Saturday, March 29, 2014

Regicide and the tiger queen of Kundip

It's called requeening.
When a queen isn't working, the hive does not thrive. It's weak. It's susceptible to invasion and disease. It's like a plant that hasn't been nurtured by food and water. And there is no honey either.

He's walking out into the paddock in his dressing gown, chuffing the bee smoker at his side with one hand. He's grizzled and grumpy after nights awake moving hives across the country.
 "Here's your nukes," He poured smoke into some boxes with bees buzzing at the entrance, and resolutely shut the grate. "You gotta let them out as soon as you get there, okay?"
Then he handed me a yellow plastic container, with air holes. It was small; the length of my palm.
"And here is your queen."

Off with the lazy Queen's head.
Decapitate her. Drop her head and her body into the hive so all the workers and drones know that their Queen is dead.

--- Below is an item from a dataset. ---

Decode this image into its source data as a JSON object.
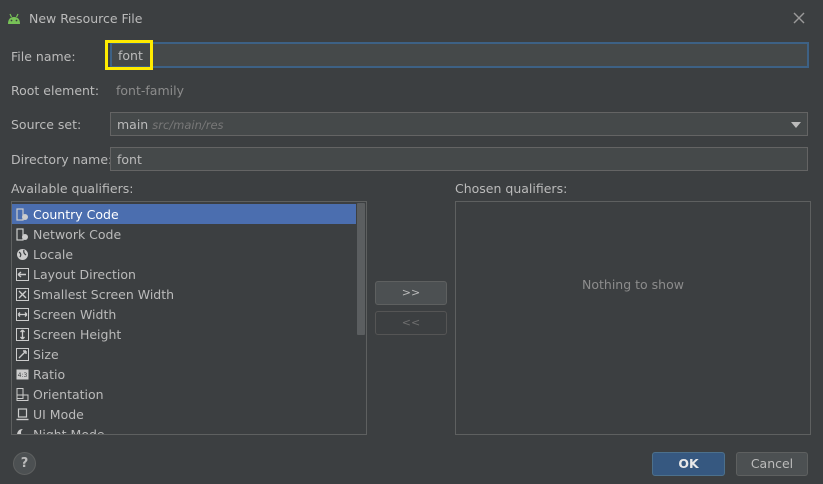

I arrived at Kundip mid afternoon and the first thing I did was put on my sheepskin boots and veil to set up the new hive boxes. Then I set down the nucleus boxes in front of their new home and opened the grate. They were probably starved for air and water by then. They swarmed out of the small nucleus boxes and wandered confused, three hundred and fifty kilometres from their home.
By the time I'd finished it was hot and so I took off my boots and went to check out my shack. I opened the door and walked in. It's built with cedar and smelt beautiful and looked just like I'd left it, a month or so ago. I could hear a the sound of a bee caught in a web; a throaty, hissing kind of noise. I got closer to see - and

Oh J@%#s F%&#ing Christ!

A tiger snake raised its head and had a lunge at me.
"It's about time you left," the snake spoke plain, as plain as only a snake can parse.
On my way out the door, I stumbled over my thongs, tripped, galloped away, and then stepped back on the veranda to have another look.
This was fucking outrageous. I bought this land. I built this shack. I have rights, yeah?
The snake glared at me.
So I went for a walk up the hill into the forest to think quietly about it all.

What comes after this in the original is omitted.